Using psychedelics to understand the brain
Much of the current research on psychedelic drugs is empirical — taking existing drugs (LSD, MDMA, ibogaine) and testing them against conditions like depression, anxiety and PTSD in patients.
“There’s growing evidence that these drugs work well and work quickly in patients resistant to other treatments,” Carter said.
Yet we still have a very limited understanding of how the brain works and of the causes of these illnesses. Addressing this gap in basic knowledge is the goal of the proposed UC Davis Center for Psychedelics and Neurotherapeutics.

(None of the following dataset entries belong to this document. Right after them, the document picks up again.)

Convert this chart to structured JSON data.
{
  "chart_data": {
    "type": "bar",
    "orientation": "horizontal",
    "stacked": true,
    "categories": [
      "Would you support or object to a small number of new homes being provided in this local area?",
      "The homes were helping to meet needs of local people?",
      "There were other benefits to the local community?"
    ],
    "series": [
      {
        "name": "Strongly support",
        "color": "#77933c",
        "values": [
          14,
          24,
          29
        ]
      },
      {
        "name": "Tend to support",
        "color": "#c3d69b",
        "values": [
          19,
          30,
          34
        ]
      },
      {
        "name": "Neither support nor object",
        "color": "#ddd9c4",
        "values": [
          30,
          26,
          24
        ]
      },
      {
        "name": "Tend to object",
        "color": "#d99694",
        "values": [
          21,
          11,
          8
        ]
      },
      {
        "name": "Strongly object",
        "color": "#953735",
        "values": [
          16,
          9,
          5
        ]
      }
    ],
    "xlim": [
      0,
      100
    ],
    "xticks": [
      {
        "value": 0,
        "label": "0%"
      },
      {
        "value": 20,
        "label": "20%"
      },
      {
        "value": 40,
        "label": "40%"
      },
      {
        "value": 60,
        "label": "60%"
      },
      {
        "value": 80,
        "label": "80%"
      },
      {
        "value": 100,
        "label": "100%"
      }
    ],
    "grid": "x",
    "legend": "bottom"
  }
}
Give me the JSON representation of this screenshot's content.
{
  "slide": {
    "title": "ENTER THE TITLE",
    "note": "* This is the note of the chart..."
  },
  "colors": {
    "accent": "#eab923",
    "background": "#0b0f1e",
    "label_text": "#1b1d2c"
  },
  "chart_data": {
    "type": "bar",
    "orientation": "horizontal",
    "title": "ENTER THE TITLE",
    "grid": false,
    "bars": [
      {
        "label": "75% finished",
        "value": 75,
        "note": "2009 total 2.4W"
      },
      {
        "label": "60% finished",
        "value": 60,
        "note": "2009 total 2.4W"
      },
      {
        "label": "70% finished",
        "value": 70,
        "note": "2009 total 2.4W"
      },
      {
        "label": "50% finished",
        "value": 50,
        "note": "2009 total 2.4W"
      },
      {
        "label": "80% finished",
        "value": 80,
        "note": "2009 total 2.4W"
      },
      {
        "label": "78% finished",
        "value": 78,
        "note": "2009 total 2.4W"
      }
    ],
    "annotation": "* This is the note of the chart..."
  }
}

To be led by Olson and John Gray, associate professor in the Department of Neurology, and Center for Neuroscience, the center would draw on UC Davis’ unique combination of programs and strengths, including the schools of Medicine and Veterinary Medicine, College of Letters and Science, College of Biological Sciences, California National Primate Research Center and Mouse Biology Program, Neuroscience Consortium, Center for Mind and Brain, Imaging Center and many others.
Modern neuroscience is highly collaborative, Olson said, but working with drugs classed as Schedule 1 by the Drug Enforcement Agency requires a special license. That makes collaboration between universities even harder if the other institution doesn’t have a Schedule 1 license. But the breadth of expertise and facilities available within UC Davis means collaboration within the campus is quite feasible.
“UC Davis is unique because we can do most everything in-house,” Olson said. The center would bring together researchers interested in neurotherapeutics, offering pilot grants for basic research.
The research at UC Davis has the potential to help many patients, Carter said.
“It’s opening a whole new range of approaches, which should offer hope to people with treatment-refractory mental health problems and their loved ones,” he said.